The Taliban offer for conditional talks with the government in early February had raised some hopes for an end to bloodshed. However, its refusal to stop attacking civilians and political figures before negotiations can start had faded hopes for achieving peace in the country.
Last month, Taliban Spokesman Ehsanullah Ehsan publicly threatened attacks on the leaders of three major parties, the Pakistan's Peoples Party, the Mutahida Qaumi Movement and the Awami National Party for their support to the operation of the country's security forces against them.
Pakistan's National Assembly and the Federal Cabinet have been dissolved after they have completed their five-year constitutional term and a caretaker government will take over within one week to supervise the parliamentary elections to be held within two months.
Prime Minister Raja Pervez Ashraf told the nation in a televised address late Saturday that the process of consultation with the opposition is underway for a caretaker government.
The government and the main opposition, Pakistan Muslim League( PML-N), have not yet reached a consensus on the choice of a prime minister and the process will now take a little more time.
The process could even result in a deadlock since both sides have rejected each other's nominees for the post.
If both sides could not resolve the issue of the caretaker prime minister in three days, then it will be referred to an eight- member parliamentary committee with equal representation from the government and the opposition.
If the parliamentary committee again fails to come up with a consensus, then the issue would be referred to the Chief Election Commissioner who will have the final decision on the matter.
Because of security concerns, the Chief Election Commissioner has sought the help of the country's powerful army to assist the police in the holding of a peaceful and clean elections in sensitive areas.
Army Chief General Ashfaq Pervez Kayani has assured Pakistanis that it will provide full support to the authorities in the conduct of the elections.

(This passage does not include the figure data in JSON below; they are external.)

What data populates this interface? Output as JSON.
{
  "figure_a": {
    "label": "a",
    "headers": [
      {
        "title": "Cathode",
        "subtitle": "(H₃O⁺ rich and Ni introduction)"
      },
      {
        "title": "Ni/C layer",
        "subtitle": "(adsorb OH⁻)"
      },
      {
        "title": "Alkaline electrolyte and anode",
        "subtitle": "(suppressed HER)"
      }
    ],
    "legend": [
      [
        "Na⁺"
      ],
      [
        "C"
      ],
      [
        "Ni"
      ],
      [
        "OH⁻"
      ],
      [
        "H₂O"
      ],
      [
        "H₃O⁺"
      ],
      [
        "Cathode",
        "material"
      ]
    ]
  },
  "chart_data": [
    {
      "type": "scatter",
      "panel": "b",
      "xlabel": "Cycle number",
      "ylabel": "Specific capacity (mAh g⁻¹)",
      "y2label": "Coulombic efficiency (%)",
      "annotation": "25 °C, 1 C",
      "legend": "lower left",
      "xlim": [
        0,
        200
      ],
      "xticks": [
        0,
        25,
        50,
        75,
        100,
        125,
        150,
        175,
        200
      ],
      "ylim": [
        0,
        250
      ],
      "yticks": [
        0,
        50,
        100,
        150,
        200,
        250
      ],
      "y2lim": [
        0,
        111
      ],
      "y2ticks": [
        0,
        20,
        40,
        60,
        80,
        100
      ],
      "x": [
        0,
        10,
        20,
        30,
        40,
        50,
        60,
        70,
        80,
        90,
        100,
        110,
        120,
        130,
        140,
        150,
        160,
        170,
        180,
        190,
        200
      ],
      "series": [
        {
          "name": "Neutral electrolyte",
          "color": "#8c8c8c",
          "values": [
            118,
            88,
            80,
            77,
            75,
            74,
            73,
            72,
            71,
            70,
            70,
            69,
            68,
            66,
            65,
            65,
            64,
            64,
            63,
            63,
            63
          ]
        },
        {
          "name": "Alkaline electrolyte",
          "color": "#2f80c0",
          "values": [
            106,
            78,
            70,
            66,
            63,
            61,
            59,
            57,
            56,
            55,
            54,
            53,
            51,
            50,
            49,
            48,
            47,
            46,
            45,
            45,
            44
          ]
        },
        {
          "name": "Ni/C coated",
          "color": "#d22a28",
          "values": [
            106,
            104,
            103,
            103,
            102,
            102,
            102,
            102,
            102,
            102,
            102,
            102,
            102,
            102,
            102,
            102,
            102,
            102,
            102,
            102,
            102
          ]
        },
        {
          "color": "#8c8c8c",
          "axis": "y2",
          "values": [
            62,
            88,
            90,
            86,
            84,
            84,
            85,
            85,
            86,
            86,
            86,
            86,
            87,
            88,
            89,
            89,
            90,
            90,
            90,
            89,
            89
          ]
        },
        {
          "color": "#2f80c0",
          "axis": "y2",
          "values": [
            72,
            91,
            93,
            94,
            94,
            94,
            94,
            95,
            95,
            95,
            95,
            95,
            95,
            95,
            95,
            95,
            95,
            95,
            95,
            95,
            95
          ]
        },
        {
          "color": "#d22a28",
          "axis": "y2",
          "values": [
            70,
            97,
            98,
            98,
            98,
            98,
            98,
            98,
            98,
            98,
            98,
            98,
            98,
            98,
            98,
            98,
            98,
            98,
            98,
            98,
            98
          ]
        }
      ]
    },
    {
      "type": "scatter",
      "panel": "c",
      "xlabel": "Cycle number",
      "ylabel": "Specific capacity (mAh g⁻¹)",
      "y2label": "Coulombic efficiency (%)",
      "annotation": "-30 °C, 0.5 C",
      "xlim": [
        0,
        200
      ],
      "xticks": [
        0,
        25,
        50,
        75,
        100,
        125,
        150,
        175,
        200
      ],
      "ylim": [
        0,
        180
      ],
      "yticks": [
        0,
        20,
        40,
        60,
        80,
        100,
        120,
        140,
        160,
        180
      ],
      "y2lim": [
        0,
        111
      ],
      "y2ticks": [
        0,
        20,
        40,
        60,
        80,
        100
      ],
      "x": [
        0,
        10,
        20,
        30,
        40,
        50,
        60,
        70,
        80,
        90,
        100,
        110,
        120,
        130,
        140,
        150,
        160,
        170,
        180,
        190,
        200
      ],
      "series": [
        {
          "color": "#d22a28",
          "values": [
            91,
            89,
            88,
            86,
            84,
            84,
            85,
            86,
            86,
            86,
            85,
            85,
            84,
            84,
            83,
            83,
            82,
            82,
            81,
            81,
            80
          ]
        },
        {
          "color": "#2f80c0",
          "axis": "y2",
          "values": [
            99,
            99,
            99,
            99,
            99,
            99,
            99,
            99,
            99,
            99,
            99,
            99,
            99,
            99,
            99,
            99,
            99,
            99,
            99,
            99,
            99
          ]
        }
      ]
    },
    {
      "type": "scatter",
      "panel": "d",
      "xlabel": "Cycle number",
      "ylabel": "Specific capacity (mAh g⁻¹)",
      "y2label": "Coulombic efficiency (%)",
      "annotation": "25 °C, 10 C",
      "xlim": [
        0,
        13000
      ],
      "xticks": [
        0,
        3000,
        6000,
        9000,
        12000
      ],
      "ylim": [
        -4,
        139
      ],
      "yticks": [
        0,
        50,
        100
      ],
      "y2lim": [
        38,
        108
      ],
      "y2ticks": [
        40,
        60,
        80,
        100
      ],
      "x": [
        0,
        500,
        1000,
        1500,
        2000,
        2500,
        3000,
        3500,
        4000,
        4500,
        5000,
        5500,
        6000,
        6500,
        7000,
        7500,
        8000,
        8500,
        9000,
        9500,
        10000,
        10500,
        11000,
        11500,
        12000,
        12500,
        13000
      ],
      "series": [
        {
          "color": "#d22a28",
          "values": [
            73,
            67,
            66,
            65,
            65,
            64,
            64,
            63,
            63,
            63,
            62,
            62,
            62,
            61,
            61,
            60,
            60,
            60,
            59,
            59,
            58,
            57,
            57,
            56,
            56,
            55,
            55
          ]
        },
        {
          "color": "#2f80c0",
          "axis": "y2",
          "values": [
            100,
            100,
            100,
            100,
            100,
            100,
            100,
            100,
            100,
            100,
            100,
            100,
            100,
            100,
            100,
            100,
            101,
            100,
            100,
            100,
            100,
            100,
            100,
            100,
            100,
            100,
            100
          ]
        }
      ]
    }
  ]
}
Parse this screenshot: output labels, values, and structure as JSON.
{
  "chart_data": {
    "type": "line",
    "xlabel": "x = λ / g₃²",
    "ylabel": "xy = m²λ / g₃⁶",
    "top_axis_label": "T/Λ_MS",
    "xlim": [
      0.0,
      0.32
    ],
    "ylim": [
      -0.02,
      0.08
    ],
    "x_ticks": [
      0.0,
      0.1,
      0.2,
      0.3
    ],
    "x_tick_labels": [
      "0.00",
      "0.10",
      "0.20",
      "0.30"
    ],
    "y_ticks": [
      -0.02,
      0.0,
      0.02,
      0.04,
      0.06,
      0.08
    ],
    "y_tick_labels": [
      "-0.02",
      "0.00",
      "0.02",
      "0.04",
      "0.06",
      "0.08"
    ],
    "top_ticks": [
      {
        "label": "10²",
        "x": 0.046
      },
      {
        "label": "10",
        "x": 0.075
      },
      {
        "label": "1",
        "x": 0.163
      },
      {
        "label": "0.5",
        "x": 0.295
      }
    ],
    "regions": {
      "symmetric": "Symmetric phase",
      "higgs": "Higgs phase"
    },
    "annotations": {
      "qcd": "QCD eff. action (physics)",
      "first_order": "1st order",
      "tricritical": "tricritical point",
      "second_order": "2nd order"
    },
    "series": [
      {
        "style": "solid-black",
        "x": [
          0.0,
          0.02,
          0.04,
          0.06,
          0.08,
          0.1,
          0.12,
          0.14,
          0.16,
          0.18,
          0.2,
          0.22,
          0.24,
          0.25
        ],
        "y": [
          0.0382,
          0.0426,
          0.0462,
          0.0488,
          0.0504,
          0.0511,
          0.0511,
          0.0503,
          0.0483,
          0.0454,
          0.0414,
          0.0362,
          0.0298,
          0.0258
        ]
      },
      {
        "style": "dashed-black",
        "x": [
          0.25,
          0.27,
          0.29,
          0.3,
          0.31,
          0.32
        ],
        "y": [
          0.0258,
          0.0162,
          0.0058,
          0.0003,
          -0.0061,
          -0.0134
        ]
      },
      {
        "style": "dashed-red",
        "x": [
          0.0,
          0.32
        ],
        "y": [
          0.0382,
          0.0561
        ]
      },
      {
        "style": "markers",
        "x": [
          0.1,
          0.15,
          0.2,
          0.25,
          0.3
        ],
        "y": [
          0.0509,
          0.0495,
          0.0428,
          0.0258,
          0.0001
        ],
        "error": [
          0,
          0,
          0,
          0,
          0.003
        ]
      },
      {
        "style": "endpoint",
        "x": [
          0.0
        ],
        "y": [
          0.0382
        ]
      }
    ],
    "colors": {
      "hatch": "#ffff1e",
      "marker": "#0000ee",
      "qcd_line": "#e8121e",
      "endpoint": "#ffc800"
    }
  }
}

Security analysts here said that dealing with continued threat of terrorism and violence is still the biggest challenge to the interim government before and during the elections.
They also said that if the interim government could not maintain peace during the elections, this could result in a failure of elections in some areas.
A tribal jirga or council of elders has already contacted the Taliban and appealed to them to give the election process a chance.
The interim government will also have to ensure a transparent and credible election since certain quarters have always cast doubts on the credibility of almost all previous elections.
New elections are scheduled to be held in May and political activities will get momentum in the coming days.
The Election Commission of Pakistan is likely to announce election schedule within a week. The commission has already printed nomination paper for the candidates.